Como a sua pesquisa pode contribuir para a comunidade do projeto ou para o desenvolvimento de outras iniciativas similares?

Solô Paiva: A sistematização da experiência contribui com a produção de conhecimentos teóricos a partir de uma experiência prática do CNMP, favorecendo a replicação do projeto por outros setores dos movimentos sociais ou até mesmo como estratégias de políticas públicas. Há potencial para a continuidade do trabalho, uma vez que os grupos estão mobilizados e engajados na proposta e se sentem motivados a continuar participando.
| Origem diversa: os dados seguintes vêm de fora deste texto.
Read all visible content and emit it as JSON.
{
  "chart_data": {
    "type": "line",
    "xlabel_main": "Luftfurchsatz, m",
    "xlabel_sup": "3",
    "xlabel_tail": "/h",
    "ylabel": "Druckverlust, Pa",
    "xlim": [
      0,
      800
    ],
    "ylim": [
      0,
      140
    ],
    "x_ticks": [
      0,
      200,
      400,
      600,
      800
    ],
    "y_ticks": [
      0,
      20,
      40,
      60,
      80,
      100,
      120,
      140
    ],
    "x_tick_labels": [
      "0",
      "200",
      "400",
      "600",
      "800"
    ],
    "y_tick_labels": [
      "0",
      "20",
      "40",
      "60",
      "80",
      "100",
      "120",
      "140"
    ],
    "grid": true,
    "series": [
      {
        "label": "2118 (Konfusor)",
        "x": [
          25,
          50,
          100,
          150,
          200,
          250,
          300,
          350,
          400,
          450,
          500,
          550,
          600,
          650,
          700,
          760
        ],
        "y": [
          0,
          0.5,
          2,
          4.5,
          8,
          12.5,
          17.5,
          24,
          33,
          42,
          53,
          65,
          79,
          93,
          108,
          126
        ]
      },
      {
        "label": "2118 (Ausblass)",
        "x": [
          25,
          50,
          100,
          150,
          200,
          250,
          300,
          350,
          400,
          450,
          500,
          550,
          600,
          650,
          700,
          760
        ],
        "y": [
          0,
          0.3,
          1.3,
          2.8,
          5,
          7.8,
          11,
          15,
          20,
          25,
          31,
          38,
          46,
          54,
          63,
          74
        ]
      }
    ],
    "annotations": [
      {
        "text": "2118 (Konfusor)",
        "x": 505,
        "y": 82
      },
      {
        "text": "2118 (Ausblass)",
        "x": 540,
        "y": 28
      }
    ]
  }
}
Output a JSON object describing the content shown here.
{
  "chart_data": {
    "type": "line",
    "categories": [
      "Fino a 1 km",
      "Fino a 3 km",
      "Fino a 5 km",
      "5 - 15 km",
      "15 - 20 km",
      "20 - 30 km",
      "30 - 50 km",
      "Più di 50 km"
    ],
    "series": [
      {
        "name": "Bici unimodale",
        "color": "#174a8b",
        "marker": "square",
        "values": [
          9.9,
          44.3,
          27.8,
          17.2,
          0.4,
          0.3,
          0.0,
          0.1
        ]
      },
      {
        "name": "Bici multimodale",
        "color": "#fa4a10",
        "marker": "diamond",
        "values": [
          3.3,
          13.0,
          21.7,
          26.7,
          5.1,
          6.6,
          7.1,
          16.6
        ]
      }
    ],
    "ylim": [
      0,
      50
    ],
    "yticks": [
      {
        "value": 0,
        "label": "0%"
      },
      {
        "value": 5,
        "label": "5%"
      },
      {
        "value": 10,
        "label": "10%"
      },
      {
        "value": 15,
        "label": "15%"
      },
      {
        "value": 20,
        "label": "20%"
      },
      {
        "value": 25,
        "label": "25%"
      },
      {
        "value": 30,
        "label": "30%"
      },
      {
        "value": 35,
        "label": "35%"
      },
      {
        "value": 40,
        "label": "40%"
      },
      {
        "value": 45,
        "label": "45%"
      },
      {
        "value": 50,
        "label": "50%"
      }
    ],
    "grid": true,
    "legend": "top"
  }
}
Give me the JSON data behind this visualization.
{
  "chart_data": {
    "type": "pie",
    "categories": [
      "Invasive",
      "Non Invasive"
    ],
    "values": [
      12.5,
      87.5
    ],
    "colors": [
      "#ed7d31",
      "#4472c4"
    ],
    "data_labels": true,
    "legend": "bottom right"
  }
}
Para isso, é importante garantir que não haja descontinuidade.

 

Maria da Conceição Paiva de Santana é autora da dissertação intitulada “A educação popular como estratégia para a garantia de direito à alimentação adequada e saudável: uma experiência em município do Nordeste brasileiro”, defendida em 27 de junho de 2023, no Mestrado Profissional em Políticas Públicas em Saúde da Escola de Governo Fiocruz – Brasília, sob orientação de Jorge Mesquita Huet Machado e coorientação de Mauricéa Maria de Santana.